Infer schema in Python

Question

Infer schema in Python

rbabu7 opened this issue 4 years ago · 5 comments

I don't see an option to provide schema in pyspark, while same option is in scala. Please let me know how to provide a class while reading data using pyspark

Answer 1 · 2020-07-10T11:16:17.000Z

Hello!

Thank you for using the library.

Currently the solution would be to specify the schema manually in Python as documented here:
https://spark.apache.org/docs/2.3.0/sql-programming-guide.html#programmatically-specifying-the-schema

Example:

from pyspark.sql.types import *

fields = [StructField("someField", StringType(), True), StructField("someOtherField", StringType(), True)]
schema = StructType(fields)

dynamoDf = spark.read \
  .option("tableName", "SomeTableName") \
  .schema(schema) \ # <-- Here we specify the schema manually
  .format("dynamodb") \
  .load()

Does this solve your problem?

Thanks,
Jacob

Answer 2 · 2020-07-11T22:56:04.000Z

Thank you Jacob , this works for me. Also is there a way to specify the GSI when querying dynamodb or is this intelligent to figure out on its own based on predicate provided?

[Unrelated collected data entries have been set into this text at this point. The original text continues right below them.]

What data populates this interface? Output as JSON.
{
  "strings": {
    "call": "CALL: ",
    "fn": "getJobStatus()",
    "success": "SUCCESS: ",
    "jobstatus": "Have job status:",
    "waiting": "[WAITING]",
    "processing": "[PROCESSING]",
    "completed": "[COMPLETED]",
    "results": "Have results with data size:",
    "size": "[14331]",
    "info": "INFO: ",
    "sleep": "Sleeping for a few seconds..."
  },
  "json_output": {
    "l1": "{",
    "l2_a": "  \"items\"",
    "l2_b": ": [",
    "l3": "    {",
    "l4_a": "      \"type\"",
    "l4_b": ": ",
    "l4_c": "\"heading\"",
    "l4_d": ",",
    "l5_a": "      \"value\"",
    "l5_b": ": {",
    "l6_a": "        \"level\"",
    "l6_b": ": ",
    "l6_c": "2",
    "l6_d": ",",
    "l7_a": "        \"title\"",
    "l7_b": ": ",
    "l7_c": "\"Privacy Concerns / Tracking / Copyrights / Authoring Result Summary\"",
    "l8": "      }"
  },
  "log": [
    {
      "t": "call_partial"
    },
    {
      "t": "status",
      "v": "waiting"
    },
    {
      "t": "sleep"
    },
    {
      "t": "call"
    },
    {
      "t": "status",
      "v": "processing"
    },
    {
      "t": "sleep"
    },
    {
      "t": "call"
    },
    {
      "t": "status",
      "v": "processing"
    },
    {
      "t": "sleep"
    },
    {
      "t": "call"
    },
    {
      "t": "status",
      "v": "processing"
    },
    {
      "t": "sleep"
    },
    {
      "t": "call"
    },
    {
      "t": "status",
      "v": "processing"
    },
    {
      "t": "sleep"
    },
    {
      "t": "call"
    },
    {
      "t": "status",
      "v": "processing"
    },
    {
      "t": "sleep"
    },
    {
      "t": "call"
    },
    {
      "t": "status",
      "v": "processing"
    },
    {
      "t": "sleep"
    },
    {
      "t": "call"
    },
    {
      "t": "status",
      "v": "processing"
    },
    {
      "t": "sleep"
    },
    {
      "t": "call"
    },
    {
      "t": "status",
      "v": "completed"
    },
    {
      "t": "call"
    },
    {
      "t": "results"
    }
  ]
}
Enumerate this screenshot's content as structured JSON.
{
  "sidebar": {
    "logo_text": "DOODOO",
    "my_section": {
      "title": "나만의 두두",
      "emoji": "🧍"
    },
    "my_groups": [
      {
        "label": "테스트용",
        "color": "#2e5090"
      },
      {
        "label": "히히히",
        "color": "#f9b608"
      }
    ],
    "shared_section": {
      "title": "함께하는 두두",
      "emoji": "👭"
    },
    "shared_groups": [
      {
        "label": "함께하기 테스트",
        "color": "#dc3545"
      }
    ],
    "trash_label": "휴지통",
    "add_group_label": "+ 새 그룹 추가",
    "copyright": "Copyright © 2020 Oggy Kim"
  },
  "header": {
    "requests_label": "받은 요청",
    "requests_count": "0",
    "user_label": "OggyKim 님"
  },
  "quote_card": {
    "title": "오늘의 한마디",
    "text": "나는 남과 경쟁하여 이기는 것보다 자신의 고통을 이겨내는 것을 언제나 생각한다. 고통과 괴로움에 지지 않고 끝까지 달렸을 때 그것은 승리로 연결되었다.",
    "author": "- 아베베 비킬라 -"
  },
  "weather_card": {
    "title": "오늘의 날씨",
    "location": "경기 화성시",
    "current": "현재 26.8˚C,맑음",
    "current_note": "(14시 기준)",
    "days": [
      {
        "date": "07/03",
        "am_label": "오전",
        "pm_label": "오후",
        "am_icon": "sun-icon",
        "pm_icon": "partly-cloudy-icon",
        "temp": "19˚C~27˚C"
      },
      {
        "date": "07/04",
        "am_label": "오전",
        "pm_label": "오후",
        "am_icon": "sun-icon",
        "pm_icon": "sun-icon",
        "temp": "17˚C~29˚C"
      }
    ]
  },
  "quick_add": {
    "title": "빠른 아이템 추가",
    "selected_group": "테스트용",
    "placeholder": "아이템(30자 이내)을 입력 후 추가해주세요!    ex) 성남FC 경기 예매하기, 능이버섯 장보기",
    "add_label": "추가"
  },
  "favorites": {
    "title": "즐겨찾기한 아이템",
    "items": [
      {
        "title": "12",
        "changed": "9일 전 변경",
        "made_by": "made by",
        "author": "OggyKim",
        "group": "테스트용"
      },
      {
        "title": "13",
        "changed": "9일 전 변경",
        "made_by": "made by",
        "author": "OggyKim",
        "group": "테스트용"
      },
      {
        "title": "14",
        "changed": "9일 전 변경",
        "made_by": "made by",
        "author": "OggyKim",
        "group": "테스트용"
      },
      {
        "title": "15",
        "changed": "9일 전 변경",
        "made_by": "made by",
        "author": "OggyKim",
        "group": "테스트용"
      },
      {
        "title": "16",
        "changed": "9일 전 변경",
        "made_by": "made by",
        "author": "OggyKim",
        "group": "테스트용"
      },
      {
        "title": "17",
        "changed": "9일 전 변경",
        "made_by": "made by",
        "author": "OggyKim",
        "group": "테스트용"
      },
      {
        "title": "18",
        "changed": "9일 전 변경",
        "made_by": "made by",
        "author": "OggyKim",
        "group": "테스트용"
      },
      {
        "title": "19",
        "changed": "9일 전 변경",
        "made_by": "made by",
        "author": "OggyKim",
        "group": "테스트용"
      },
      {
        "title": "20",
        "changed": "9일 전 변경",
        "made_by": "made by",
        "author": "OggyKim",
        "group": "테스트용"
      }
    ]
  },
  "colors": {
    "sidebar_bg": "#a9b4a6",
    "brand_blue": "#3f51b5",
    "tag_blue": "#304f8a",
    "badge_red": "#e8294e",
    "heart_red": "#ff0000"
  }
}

Answer 3 · 2020-07-13T11:33:36.000Z

Hi rbabu7

To read from a GSI you can use the following option:

dynamoDf = spark.read \
  .option("tableName", "SomeTableName") \
  .option("indexName", "YourIndexName") \ # <-- Here we specify the GSI
  .schema(schema) \
  .format("dynamodb") \
  .load()

Can we close the issue?

Thanks,
Jacob

Answer 4 · 2020-07-13T11:35:25.000Z

Unfortunately it is not yet intelligent enough to use query over scan, even for global secondary index.
See #62

Answer 5 · 2020-07-13T13:16:20.000Z

Thank you for your support